Sermon Outtake: John 2:13-22

March 7, 2021

Bethlehem Lutheran Church

Slater, Iowa


Pastor's note: below is a sampling of the real thing. For the full sermon, check out Bethlehem's website or YouTube channel.




Faithful Jews would have gone to Jerusalem…to the temple grounds… three times a year

as a matter of spiritual practice.


Deuteronomy 16... I’ll paraphrase a bit…

“Three times a year all of your men must appear before the Lord at the place God will choose. No one should appear before the Lord empty-handed: Each must bring a gift in proportion to the way the Lord your God has blessed you.”


Those verses would have been the law of the land in Jesus’ day. Pilgrims would have come from all over… diligently… dutifully… faithfully. Some, from very far away.


...And this is what prompts the evolution of a marketplace in Jerusalem. Over time, a market evolves on temple grounds. ...Conveniently, just outside of the temple, a person could buy whatever they needed. Whatever it was that you could afford to give as an offering, you could buy it in Jerusalem… there on the spot.


A bull in excellent health.

A sheep without a scratch.


A stock exchange (quite literally) naturally develops in proximity to Jerusalem’s holiest place. All of it, ironically rooted in a spirit of deep devotion… tradition… and identity.


There was a temple tax too. Any Jew in Jesus’ day would have paid that tax.


A half shekel wasn’t much, but it doesn’t take much when 3 or 4 hundred thousand people pay the tax. Sooner or later, it becomes real money.


The church of Jesus’ day used those funds to maintain God’s house, as they knew it… a structure of mortar and stone. And there’s one more wrinkle.


The temple tax couldn’t be paid with just any currency. According to Jewish law, that tax had to be paid with a specific coin... which is where the moneychangers come into play.


In a town full of law-abiding pilgrims, you needed a supply of the proper currency,

and a way to exchange Roman and Greek coins for shekels.


All of this comes about, quite organically, and there’s an undercurrent of faithful “doing” in it all.



Then Jesus shows up.

And [there], all heaven breaks loose.


Jesus re-orders the whole scene in today’s reading. The cattle and sheep… are driven out… even the doves. Even the bankers... all of it.


Jesus resets everything, and the tables are turned.


The temple authorities pull Jesus aside, essentially to ask, “Who do you think you are?”

It’s a reasonable question.



Jesus’ answer tells us exactly who he is.

He’s God with us.

In Jesus, God has chosen a very different place to dwell.

The church leaves the building this morning.




Everything that Jesus up-ends in this reading is the product of faithful doing…

the natural progression of obedience, under the law.


So what, do you suppose, is happening as Jesus up-ends all of that?

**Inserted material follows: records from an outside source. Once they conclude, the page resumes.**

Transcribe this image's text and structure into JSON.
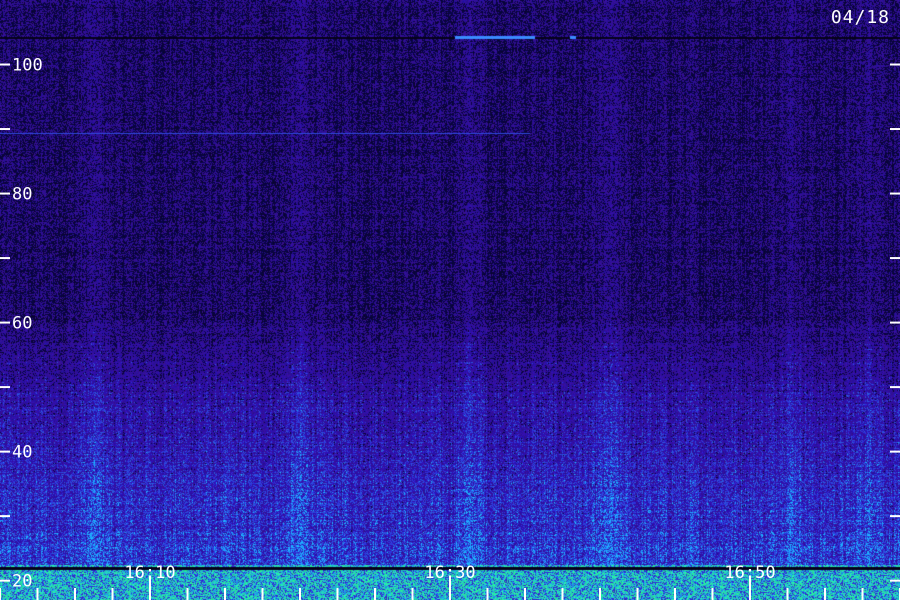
{
  "chart_data": {
    "type": "heatmap",
    "title": "",
    "xlabel": "",
    "ylabel": "",
    "date_label": "04/18",
    "y_axis": {
      "range": [
        17,
        110
      ],
      "labeled_ticks": [
        "20",
        "40",
        "60",
        "80",
        "100"
      ],
      "labeled_values": [
        20,
        40,
        60,
        80,
        100
      ],
      "minor_values": [
        30,
        50,
        70,
        90
      ]
    },
    "x_axis": {
      "range_minutes": [
        0,
        60
      ],
      "labeled_ticks": [
        "16:10",
        "16:30",
        "16:50"
      ],
      "labeled_minutes": [
        10,
        30,
        50
      ],
      "minor_minutes": [
        0,
        2.5,
        5,
        7.5,
        12.5,
        15,
        17.5,
        20,
        22.5,
        25,
        27.5,
        32.5,
        35,
        37.5,
        40,
        42.5,
        45,
        47.5,
        52.5,
        55,
        57.5,
        60
      ]
    },
    "colors": {
      "background": "#1a0a5a",
      "low": "#0a0530",
      "mid": "#3a20d0",
      "high": "#2a8cff",
      "peak": "#38e890",
      "ticks": "#ffffff"
    },
    "bands": [
      {
        "from": 17,
        "to": 22,
        "intensity": 0.95
      },
      {
        "from": 22,
        "to": 60,
        "intensity": 0.45
      },
      {
        "from": 60,
        "to": 110,
        "intensity": 0.15
      }
    ]
  }
}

I’ve been thinking about grace this week.


In Christ, God doesn’t call us to new religion… God calls to new life…

Bonhoeffer said something like that.


Grace, a gift.

Grace, God’s own activity in the world.

Something that we can’t possibly earn… we can only receive.

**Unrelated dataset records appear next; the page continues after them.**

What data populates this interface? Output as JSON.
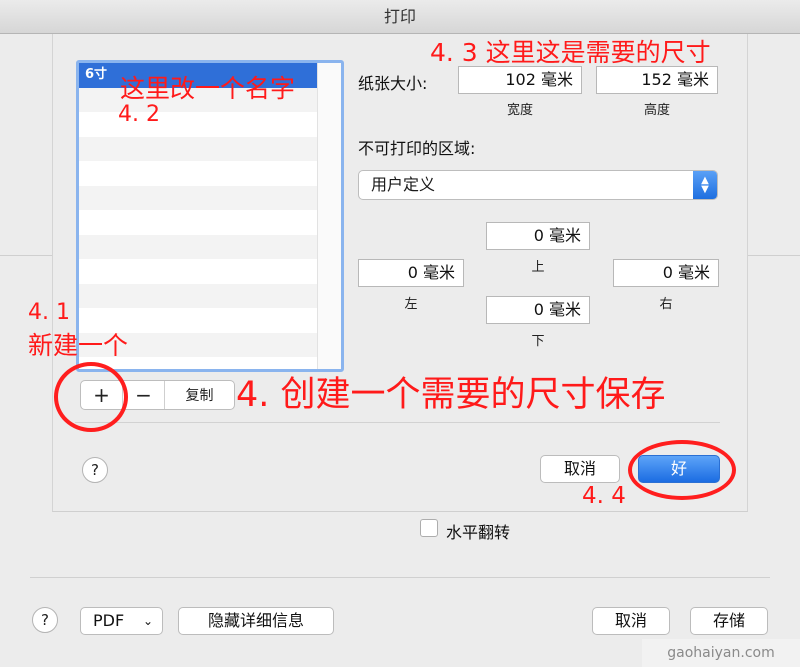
{
  "window": {
    "title": "打印"
  },
  "paper_list": {
    "selected": "6寸"
  },
  "list_buttons": {
    "add": "+",
    "remove": "−",
    "duplicate": "复制"
  },
  "paper_size": {
    "label": "纸张大小:",
    "width": "102 毫米",
    "height": "152 毫米",
    "width_caption": "宽度",
    "height_caption": "高度"
  },
  "non_printable": {
    "label": "不可打印的区域:",
    "selected": "用户定义",
    "top": "0 毫米",
    "left": "0 毫米",
    "right": "0 毫米",
    "bottom": "0 毫米",
    "top_caption": "上",
    "left_caption": "左",
    "right_caption": "右",
    "bottom_caption": "下"
  },
  "sheet_buttons": {
    "help": "?",
    "cancel": "取消",
    "ok": "好"
  },
  "flip": {
    "label": "水平翻转"
  },
  "footer": {
    "help": "?",
    "pdf": "PDF",
    "hide_details": "隐藏详细信息",
    "cancel": "取消",
    "save": "存储"
  },
  "annotations": {
    "a43": "4. 3 这里这是需要的尺寸",
    "a42_line1": "这里改一个名字",
    "a42_line2": "4. 2",
    "a41_line1": "4. 1",
    "a41_line2": "新建一个",
    "a4": "4. 创建一个需要的尺寸保存",
    "a44": "4. 4"
  },
  "watermark": "gaohaiyan.com",
  "colors": {
    "accent": "#2f6fd8",
    "annotation": "#ff1a1a",
    "selection": "#2f6fd8"
  },
  "icons": {
    "select": "chevron-up-down-icon",
    "popup": "chevron-down-icon"
  }
}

It’s “grace” that makes an appearance on the temple grounds this morning,

and at the center of it all, is God’s own work in Jesus Christ.


You and I, as Christians, aren’t made right with God by way of all that we do… or don’t do… (thankfully).

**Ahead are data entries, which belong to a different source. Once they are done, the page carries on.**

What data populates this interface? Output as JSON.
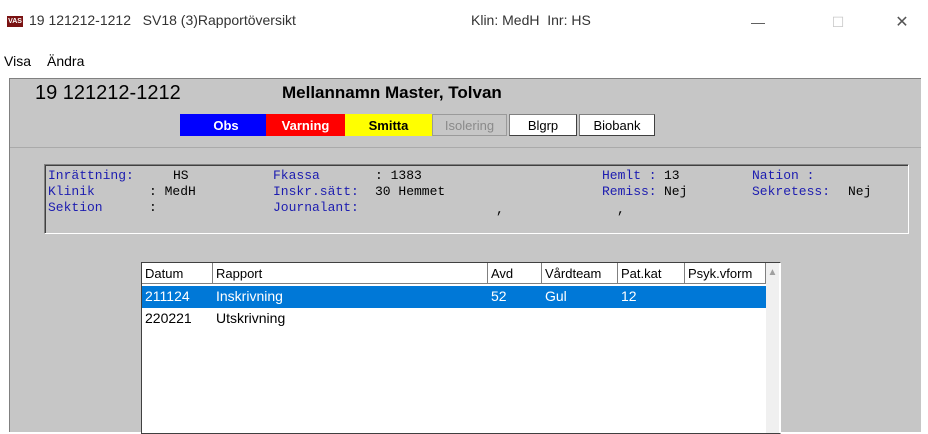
{
  "titlebar": {
    "app_icon_label": "VAS",
    "title": "19 121212-1212   SV18 (3)Rapportöversikt",
    "klin": "Klin: MedH  Inr: HS",
    "min_glyph": "—",
    "max_glyph": "☐",
    "close_glyph": "✕"
  },
  "menu": {
    "items": [
      "Visa",
      "Ändra"
    ]
  },
  "patient": {
    "personnummer": "19 121212-1212",
    "name": "Mellannamn Master, Tolvan"
  },
  "flags": {
    "obs": "Obs",
    "varning": "Varning",
    "smitta": "Smitta",
    "isolering": "Isolering",
    "blgrp": "Blgrp",
    "biobank": "Biobank"
  },
  "info": {
    "inrattning_label": "Inrättning:",
    "inrattning_value": "HS",
    "klinik_label": "Klinik",
    "klinik_value": ": MedH",
    "sektion_label": "Sektion",
    "sektion_value": ":",
    "fkassa_label": "Fkassa",
    "fkassa_value": ": 1383",
    "inskr_label": "Inskr.sätt:",
    "inskr_value": "30 Hemmet",
    "journal_label": "Journalant:",
    "journal_value": ",",
    "hemlt_label": "Hemlt :",
    "hemlt_value": "13",
    "remiss_label": "Remiss:",
    "remiss_value": "Nej",
    "comma": ",",
    "nation_label": "Nation :",
    "nation_value": "",
    "sekretess_label": "Sekretess:",
    "sekretess_value": "Nej"
  },
  "list": {
    "columns": [
      "Datum",
      "Rapport",
      "Avd",
      "Vårdteam",
      "Pat.kat",
      "Psyk.vform"
    ],
    "rows": [
      {
        "datum": "211124",
        "rapport": "Inskrivning",
        "avd": "52",
        "vardteam": "Gul",
        "patkat": "12",
        "psyk": ""
      },
      {
        "datum": "220221",
        "rapport": "Utskrivning",
        "avd": "",
        "vardteam": "",
        "patkat": "",
        "psyk": ""
      }
    ],
    "selected_index": 0,
    "scroll_up_glyph": "▲"
  },
  "colors": {
    "selection": "#0078d7",
    "obs_bg": "#0000ff",
    "varning_bg": "#ff0000",
    "smitta_bg": "#ffff00",
    "label_blue": "#1c1cb0",
    "panel_grey": "#c6c6c6"
  }
}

Instead, in Christ, we’re made right with God by the gift of God’s own doing.


God has already secured your good standing under God’s law because in Christ, God has fulfilled the law… for all time.


And the letter of that law is “love.”


...Jesus will die on a Roman cross. He’ll be raised three days later… mystifying the world

for two millennia and defeating death itself.


That’s the story of God’s free gift to all of humanity. Why? Because that’s how God loves...

and God doesn’t call us to new religion, but new life.



You and I will fail time and again to love as God loves, and there’s not enough livestock in Iowa (or Texas, for that matter) to narrow the gap.


God has already filled that gap... in person… for your sake and for mine.


The tables have turned, in Jesus Christ, and what matters most to God… even more than your faithful doing, is your very being.


A matter of relationship.

A life of trusting, and continued turning.

A life lived, with Christ at its center.